The hamstring is made up of 3 muscles:
- Biceps Femoris
These muscles run down the back of the upper leg. They extend from the lower pelvis, down the upper leg, cross the knee joint, and connect at the lower leg (calf muscles). Your hamstrings are critical to basic functions such as walking and running.
Benefits of Hamstring Stretches
There are many benefits to stretching your hamstring muscle:
- Reduces your risk of injury
- Improves circulation
- Improve posture
- Provides relief to your lower back (see below)
If you have ever suffered a lower back strain while doing back exercises, then your orthopedic likely recommended hamstring stretches. Doing daily hamstring stretches is one the most important things you can do to improve your lower back health and reduce the chance of injury. You might be thinking “This stretch will help my lower back…really?”
Why Doctors Recommend Hamstring Stretches for Lower Back Health
When your hamstrings are tight, it creates a constant pulling tension on your pelvis, thus straining your lower back.
This continuous strain puts pressure on the lower back. As your hamstring “loosens” through proper stretching, it slowly alleviates that downward pressure and provides needed relief. Your lower back can then breathe as your hamstring becomes elongated and more supple!

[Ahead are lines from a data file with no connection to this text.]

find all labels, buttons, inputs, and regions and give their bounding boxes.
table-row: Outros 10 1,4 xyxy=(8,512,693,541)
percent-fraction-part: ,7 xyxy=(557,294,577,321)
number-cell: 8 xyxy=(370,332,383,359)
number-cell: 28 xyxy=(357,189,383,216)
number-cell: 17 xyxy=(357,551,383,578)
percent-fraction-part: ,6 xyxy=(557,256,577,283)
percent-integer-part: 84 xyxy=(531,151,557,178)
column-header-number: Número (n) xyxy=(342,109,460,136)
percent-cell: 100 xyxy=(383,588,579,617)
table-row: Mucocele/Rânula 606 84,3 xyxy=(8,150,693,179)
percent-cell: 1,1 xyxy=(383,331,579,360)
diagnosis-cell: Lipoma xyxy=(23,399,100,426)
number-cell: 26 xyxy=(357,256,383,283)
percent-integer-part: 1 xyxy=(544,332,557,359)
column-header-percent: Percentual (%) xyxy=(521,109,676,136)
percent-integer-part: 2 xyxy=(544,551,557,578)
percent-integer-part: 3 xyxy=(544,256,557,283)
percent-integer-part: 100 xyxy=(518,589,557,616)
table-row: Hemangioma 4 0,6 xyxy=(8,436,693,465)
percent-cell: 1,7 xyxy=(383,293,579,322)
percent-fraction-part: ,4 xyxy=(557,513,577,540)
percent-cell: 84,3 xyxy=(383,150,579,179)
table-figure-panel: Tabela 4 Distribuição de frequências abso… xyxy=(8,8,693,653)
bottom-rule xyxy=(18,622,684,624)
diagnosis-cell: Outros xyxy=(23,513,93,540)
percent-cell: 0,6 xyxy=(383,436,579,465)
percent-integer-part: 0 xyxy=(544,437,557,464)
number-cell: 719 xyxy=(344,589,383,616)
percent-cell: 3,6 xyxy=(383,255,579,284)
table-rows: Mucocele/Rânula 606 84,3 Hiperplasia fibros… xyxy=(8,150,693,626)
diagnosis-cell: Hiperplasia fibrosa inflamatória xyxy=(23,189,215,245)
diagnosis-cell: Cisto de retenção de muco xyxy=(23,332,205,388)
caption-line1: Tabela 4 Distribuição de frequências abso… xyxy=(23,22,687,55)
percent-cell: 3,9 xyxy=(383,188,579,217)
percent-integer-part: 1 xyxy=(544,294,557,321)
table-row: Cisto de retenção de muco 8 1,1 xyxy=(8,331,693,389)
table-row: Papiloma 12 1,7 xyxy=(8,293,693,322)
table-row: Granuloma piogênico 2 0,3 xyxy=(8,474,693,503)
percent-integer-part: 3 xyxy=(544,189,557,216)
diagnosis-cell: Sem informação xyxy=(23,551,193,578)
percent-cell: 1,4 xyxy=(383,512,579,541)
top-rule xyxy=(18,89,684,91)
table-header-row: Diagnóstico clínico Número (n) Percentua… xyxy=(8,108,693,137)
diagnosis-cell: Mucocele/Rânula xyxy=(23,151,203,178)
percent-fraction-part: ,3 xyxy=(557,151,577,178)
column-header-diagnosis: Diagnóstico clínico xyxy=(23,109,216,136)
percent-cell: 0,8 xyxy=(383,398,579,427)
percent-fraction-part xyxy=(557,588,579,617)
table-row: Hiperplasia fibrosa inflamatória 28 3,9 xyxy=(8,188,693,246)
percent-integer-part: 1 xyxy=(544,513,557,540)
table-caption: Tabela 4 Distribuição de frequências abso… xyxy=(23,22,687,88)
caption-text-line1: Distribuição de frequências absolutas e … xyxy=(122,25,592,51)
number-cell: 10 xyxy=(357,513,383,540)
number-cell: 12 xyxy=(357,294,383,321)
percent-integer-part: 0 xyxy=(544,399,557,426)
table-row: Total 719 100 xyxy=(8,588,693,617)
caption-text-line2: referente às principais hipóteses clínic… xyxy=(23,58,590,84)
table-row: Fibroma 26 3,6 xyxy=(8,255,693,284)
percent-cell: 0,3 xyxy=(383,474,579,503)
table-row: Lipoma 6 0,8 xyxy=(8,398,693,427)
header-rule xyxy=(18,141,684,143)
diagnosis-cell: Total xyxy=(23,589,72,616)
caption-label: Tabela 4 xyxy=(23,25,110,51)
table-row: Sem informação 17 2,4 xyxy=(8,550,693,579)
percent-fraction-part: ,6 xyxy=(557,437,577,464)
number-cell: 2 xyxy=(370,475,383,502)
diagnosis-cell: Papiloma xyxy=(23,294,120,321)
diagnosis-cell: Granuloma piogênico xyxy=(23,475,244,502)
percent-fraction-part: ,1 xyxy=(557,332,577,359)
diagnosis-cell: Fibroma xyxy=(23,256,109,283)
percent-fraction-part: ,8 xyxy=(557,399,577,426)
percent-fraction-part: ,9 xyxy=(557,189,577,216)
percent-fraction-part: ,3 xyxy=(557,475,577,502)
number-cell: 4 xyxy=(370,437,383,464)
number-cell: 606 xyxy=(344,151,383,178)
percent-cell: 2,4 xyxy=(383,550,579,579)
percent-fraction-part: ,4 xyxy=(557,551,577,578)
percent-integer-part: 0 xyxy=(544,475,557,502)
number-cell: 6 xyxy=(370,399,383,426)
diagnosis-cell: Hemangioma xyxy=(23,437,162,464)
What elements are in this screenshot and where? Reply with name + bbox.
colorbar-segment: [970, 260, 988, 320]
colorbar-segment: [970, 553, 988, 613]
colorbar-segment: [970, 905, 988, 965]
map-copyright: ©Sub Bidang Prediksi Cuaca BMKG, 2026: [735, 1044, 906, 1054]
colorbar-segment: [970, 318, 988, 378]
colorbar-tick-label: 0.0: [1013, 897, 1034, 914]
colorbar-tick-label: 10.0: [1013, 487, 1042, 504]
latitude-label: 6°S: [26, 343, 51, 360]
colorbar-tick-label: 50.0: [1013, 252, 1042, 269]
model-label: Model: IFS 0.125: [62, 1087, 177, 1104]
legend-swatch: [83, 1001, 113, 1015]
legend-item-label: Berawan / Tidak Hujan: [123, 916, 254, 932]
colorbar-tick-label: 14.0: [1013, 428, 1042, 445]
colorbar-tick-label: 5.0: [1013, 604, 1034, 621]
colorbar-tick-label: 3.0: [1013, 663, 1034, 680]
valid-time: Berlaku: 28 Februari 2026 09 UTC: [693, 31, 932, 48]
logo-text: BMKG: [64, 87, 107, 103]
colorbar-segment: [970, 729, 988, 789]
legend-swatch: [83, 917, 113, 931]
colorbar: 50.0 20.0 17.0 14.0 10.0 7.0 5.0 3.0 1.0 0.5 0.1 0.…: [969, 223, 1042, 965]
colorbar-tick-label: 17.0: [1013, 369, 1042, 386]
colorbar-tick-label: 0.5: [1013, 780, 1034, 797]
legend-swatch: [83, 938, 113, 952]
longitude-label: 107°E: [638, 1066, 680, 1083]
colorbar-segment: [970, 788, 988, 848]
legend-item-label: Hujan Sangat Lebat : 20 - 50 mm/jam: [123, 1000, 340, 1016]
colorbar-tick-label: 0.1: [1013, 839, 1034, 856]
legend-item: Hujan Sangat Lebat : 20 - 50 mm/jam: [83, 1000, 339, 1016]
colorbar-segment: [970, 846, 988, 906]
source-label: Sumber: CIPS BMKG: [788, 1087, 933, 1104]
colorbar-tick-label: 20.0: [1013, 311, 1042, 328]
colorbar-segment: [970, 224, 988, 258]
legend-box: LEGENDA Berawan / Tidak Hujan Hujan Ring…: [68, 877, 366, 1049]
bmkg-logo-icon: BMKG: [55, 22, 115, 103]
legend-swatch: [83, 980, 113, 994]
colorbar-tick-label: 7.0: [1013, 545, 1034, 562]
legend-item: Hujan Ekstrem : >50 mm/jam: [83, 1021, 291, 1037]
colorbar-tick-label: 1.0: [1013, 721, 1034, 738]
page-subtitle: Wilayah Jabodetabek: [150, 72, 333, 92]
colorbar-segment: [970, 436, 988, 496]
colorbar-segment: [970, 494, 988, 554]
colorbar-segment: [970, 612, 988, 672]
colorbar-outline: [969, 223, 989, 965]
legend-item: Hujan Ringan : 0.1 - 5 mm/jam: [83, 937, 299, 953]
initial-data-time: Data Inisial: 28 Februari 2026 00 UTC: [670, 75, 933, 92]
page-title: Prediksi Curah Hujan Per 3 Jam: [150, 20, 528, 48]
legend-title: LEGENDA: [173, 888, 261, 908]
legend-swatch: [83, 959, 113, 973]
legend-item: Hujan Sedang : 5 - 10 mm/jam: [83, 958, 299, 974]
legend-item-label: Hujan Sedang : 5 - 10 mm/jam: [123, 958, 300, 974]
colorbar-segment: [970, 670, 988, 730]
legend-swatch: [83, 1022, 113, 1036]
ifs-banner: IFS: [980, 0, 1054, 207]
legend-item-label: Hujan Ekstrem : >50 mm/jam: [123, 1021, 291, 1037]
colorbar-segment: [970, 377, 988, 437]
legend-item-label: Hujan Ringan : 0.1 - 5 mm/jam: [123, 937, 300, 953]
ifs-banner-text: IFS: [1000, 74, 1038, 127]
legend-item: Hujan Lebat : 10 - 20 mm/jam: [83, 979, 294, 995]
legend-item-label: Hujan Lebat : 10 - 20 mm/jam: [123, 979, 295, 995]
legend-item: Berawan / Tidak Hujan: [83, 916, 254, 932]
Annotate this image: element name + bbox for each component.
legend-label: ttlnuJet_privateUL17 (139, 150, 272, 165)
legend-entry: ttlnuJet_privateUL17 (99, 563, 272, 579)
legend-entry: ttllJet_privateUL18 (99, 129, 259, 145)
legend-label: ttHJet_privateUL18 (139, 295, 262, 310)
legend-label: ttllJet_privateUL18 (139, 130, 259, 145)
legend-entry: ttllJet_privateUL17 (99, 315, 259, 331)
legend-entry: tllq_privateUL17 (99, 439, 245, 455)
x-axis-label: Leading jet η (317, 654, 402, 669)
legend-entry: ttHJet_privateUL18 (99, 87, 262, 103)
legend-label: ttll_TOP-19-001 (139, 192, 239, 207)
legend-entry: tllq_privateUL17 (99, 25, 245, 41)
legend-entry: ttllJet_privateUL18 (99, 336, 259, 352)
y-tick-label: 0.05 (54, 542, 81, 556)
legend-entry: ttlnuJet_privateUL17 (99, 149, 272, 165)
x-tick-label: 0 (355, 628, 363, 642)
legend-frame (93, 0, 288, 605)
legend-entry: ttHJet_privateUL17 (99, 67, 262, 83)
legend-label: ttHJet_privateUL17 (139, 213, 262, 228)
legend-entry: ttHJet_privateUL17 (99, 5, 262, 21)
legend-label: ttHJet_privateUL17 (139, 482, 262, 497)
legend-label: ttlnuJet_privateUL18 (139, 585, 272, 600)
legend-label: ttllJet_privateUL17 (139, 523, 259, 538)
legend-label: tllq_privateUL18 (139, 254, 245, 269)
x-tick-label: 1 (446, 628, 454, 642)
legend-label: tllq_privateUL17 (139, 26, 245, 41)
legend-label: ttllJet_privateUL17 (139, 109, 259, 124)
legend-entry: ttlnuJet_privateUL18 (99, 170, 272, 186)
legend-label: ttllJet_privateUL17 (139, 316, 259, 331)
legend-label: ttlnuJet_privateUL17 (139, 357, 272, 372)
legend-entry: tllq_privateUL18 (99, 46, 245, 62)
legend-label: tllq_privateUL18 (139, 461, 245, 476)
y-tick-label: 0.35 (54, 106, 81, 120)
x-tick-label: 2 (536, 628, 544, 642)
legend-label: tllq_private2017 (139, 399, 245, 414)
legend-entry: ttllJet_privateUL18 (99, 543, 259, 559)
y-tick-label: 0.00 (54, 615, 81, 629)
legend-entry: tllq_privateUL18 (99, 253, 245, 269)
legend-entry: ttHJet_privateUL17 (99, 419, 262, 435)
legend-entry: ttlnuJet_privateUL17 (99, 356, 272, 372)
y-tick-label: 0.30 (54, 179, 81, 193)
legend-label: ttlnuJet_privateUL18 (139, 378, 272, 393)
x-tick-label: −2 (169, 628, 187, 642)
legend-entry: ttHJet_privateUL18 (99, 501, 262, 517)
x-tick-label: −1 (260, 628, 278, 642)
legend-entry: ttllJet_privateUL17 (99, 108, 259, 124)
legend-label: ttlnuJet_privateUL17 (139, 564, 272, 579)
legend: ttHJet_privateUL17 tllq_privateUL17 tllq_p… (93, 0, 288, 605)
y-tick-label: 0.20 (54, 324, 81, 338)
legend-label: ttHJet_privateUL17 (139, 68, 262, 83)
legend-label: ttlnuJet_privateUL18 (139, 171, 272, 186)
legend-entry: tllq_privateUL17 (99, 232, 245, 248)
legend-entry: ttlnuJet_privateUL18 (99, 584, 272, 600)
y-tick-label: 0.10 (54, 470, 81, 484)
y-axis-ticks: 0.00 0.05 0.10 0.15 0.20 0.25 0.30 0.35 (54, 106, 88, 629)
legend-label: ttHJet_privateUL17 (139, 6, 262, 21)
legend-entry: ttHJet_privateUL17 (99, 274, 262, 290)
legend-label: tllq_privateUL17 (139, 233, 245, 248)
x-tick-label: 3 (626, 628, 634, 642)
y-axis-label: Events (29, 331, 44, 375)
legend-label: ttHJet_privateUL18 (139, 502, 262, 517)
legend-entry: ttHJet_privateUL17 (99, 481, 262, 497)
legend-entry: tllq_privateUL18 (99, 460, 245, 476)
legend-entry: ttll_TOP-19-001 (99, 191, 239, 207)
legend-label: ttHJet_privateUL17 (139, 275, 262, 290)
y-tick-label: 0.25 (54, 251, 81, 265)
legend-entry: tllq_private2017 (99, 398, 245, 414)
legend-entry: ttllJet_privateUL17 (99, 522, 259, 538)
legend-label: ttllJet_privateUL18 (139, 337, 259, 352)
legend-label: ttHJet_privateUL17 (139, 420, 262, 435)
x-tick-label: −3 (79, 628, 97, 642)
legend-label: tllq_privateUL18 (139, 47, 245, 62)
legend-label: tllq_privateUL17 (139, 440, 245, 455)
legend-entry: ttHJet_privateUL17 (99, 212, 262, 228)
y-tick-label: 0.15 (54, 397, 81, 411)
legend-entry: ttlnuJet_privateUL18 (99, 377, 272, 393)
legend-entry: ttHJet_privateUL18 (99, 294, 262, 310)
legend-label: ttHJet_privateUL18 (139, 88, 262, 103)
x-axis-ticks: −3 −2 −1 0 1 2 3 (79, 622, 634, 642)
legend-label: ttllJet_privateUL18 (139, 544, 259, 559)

See the photos below on the key to a proper stretch, as it is not what you would expect, and certainly not what you hear from most athletic coaches. Well, some you do, but only the good ones.
Like all stretching routines, hamstring stretches follow the all-important warm-up process.
Step 1: Warm-up With Light Cardio
- Jumping jacks
- Jogging in place
Step 2: Dynamic Stretches
- Leg lunges
- Standing knee raises
- Light leg swings back and forth
Hamstring Anchor Stretch
The hamstring anchor stretch is the most effective hamstring stretch you can perform, but it must be done correctly.
Anchor one leg with the ankle/foot on a table, chair, or other object (see photo).
Here is the key: You want to move your upper body straight forward, and do not curl your torso down toward your knee. Most people bend at the waste and curl their torso, moving their head in the direction of the knee. However, you want to keep your back relatively straight, and just move your upper body forward without dipping your head. This action really engages and isolates the hamstring. You will feel it.
Hold the stretch for 20 seconds.
Hamstring Floor Stretch – Sitting
Sit on the floor, and extend one leg straight out. Curl the other leg by moving the foot to your upper leg (photo). In the same manner as the anchor stretch above, move the body forward but do not curl your torso down to your knee. Move forward until you feel slight discomfort, and hold for 20 seconds.
Hamstring Floor Stretch – Lying Flat
Lie on the floor near a corner or pole, and extend one leg straight up, with a slight bend, against the wall. Slowly try to straighten your leg until you feel slight discomfort – hold the stretch for 20 seconds. Perform stretch with other leg.